Palavras-chave: Políticas Agrícolas. Política de Garantia de Preço Mínimo – PGPM. Thomas Kuhn. Revolução Paradigmática. Subsídio Público. Mercado.
SUMÁRIO: I - Introdução. II – Desenvolvimento: II.1. Do conceito de política pública. II.2. Do déficit estratégico histórico das políticas agrícolas brasileiras. II.3. Da Política de Garantia de Preço Mínimo – PGPM. II.4. Dos conceitos de “paradigma” e de “revolução científica” no obra de Thomas Kuhn. II.4. Proposta interpretativa, sob a ótica de Thomas Kuhn, da evolução da PGPM. III. Conclusão. Referências bibliográficas.
I - Introdução
No presente artigo, abordar-se-á a atuação do Estado brasileiro na condução da Política de Garantia de Preço Mínimo (PGPM), programa governamental destinado a garantir a renda do produtor rural e, consequentemente, assegurar a oferta da produção para o mercado e para a sociedade. Para tanto, valer-se-á da proposta teórica de Thomas Kuhn para entender alguns aspectos de como se desenhara a estrutura e de como se desenvolvera a dinâmica dos principais referencias de ação utilizados pelo Estado Brasileiro para tal política.
Espera-se lançar luzes sobre as características, potencialidades e limitações da PGPM enquanto instrumento de desenvolvimento rural sustentável e inclusivo.
II – Desenvolvimento
II.1. Do conceito de política pública
O conceito de política pública deve abranger a noção de plano, aqui compreendido como atuação administrativa de longo prazo, funcionalmente orientada, jurídico e institucionalmente, para a realização do desenvolvimento. Não deve, decerto, ser confundido com o conceito de política, a qual é “mais ampla e se define como o processo de escolha dos meios para a realização dos objetivos do governo com a participação dos agentes públicos e privados”.
Enfim, políticas públicas “são os programas de ação do governo para a realização de objetivos determinados num espaço de tempo certo” (Bucci, 1997, p. 95) ou ainda “são programas de ação governamental visando coordenar os meios à disposição do Estado e as atividades privadas, para a realização de objetivos socialmente relevantes e politicamente determinados” (Bucci, 2007).

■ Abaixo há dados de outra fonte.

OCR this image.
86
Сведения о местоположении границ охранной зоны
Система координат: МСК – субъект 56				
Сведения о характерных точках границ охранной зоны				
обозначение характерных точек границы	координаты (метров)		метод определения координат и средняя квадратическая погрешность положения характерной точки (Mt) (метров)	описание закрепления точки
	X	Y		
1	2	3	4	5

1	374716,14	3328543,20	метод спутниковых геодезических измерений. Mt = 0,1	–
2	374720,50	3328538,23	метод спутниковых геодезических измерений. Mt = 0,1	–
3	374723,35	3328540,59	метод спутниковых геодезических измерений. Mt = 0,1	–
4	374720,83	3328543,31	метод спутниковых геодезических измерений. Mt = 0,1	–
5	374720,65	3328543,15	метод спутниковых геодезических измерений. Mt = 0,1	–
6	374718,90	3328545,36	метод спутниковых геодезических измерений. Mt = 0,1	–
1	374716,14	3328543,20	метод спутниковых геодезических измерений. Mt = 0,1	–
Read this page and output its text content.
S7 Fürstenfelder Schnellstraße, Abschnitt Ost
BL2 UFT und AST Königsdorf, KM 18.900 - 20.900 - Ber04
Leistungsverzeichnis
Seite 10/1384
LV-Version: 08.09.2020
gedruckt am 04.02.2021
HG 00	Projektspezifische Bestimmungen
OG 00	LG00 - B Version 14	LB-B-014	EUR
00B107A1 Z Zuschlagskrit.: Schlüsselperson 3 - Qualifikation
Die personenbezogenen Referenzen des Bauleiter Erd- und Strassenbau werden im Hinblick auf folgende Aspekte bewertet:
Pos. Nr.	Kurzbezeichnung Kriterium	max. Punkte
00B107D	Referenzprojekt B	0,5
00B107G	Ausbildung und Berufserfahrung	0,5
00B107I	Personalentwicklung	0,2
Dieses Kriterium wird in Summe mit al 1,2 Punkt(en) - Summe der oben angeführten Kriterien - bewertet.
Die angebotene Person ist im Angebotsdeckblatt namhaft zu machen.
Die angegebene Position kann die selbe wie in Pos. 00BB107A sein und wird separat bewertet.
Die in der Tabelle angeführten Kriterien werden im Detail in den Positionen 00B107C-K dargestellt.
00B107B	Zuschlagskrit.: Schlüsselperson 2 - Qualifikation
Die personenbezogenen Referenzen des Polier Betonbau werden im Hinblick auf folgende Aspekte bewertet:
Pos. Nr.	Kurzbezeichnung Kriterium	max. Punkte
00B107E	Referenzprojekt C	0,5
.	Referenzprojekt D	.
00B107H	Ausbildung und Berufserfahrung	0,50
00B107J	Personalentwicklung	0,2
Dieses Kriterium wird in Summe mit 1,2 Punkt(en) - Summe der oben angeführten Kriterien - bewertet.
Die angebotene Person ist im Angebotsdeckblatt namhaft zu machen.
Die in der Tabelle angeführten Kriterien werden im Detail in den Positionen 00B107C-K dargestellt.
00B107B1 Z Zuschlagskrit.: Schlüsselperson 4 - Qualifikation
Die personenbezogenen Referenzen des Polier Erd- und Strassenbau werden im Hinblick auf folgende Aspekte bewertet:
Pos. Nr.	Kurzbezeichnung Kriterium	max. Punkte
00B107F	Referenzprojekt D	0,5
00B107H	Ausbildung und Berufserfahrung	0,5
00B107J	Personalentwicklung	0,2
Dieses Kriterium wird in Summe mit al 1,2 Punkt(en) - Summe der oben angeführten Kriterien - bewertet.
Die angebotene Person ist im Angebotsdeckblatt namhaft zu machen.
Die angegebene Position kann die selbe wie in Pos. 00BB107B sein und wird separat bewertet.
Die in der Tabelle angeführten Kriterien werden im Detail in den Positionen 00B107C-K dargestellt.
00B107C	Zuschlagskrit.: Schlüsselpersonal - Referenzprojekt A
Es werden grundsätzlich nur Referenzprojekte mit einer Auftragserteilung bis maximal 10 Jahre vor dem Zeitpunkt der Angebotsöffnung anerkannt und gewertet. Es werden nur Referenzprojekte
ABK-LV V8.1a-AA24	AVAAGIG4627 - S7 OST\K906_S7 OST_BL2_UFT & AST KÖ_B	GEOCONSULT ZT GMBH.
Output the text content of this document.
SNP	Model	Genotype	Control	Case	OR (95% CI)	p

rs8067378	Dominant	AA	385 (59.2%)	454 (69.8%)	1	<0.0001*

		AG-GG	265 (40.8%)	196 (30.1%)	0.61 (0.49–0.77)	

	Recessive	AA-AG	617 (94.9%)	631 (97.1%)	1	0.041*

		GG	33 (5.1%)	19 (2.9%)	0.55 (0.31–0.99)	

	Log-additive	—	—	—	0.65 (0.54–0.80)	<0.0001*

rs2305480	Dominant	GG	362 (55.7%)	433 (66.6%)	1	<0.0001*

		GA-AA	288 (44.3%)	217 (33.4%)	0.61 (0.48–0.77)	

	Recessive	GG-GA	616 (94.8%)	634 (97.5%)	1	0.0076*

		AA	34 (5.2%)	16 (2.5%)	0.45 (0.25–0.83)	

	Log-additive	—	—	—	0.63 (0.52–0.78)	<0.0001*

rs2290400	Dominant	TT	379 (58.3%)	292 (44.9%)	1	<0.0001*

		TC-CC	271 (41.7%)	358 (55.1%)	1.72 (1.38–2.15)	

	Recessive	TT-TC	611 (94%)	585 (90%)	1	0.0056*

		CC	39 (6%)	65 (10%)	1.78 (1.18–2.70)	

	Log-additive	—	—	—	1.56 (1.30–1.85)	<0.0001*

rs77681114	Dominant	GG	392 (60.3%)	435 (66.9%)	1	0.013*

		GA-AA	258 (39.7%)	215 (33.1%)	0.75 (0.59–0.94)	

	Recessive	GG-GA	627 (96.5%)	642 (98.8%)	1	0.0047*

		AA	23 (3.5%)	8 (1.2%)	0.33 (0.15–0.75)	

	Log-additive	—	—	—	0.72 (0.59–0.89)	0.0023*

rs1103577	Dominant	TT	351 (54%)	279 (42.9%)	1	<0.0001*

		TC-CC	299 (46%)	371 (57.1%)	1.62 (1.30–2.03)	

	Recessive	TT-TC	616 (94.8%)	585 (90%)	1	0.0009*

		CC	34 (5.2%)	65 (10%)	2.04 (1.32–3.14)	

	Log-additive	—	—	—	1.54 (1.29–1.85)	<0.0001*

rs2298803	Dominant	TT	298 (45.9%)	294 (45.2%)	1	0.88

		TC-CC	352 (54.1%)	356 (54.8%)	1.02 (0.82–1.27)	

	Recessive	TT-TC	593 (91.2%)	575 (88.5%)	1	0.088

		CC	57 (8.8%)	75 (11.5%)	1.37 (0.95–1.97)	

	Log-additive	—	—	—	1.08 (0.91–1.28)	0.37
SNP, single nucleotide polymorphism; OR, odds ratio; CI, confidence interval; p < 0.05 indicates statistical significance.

Entretanto, as políticas agrícolas brasileiras não se prestaram a promover e a realizar, em sua plenitude, o desenvolvimento rural. Nunca foram pensadas estrategicamente. Pelo menos, não no sentido do desenvolvimento rural sustentável e inclusivo, nem no sentido de conferir maior competividade internacional à agropecuária brasileira.
II.2. Do déficit estratégico histórico das políticas agrícolas brasileiras.
Em que pese a agricultura ter ocupado papel de destaque ao longo da história política e econômica nacional, a política agrícola é um tema relativamente recente no Brasil. Carlos Nayro Coelho (2001) identifica quarto fases da política agrícola brasileira ao longo de setenta anos (1931-2001): “agricultura primitiva” (de 1931 a 1964), tendo como principais produtos o café e o açúcar e como marco inaugural a criação do Conselho Nacional do Café, em 1931; “modernização da agricultura” (de 1965 a 1984), com utilização em larga escala de novas tecnologias e de mecanização no setor agropecuário, surgimento do modelo de agronegócio baseado na produção de grãos, ocupação de grandes áreas na fronteira agrícola e ganhos de produtividade, sendo criados o Sistema Nacional de Crédito Rural (SNCR) e a Política de Garantia de Preços Mínimos (PGPM); “fase de transição da agricultura” (de 1985 a 1994), com a decisão do governo de eliminar o subsídio ao crédito rural, especialmente em razão da crise fiscal e da necessidade de controle da inflação; e, por fim, “fase da agricultura sustentável” (de 1994 a 2001), na qual se buscou equacionar o endividamento rural por meio da securitização e se introduziu novos instrumentos de políticas agrícolas, menos intervencionistas e mais orientados para o mercado, tais como o Prêmio para Escoamento de Produtos (PEP) e os contratos de opções.
Entretanto, a grande maioria das políticas agrícolas brasileiras careceram da noção de plano inerente ao conceito de política públicas, ignorando, de mais a mais, a própria dimensão estratégica das políticas agrícolas. Afinal, as políticas agrícolas possuem relevância estrutural. Além de promover a segurança alimentar e o desenvolvimento rural, a atividade agrícola traz implicações sobre o equilíbrio macroeconômico interno, sobre a manutenção do emprego e renda no campo, sobre o controle do fluxo de mão-de-obra entre campo e cidade, sobre a balança comercial, sobre a inflação de alimentos, sobre os custos de alimentação enquanto determinante do salário real urbano (DIAS, 1999, p. 213).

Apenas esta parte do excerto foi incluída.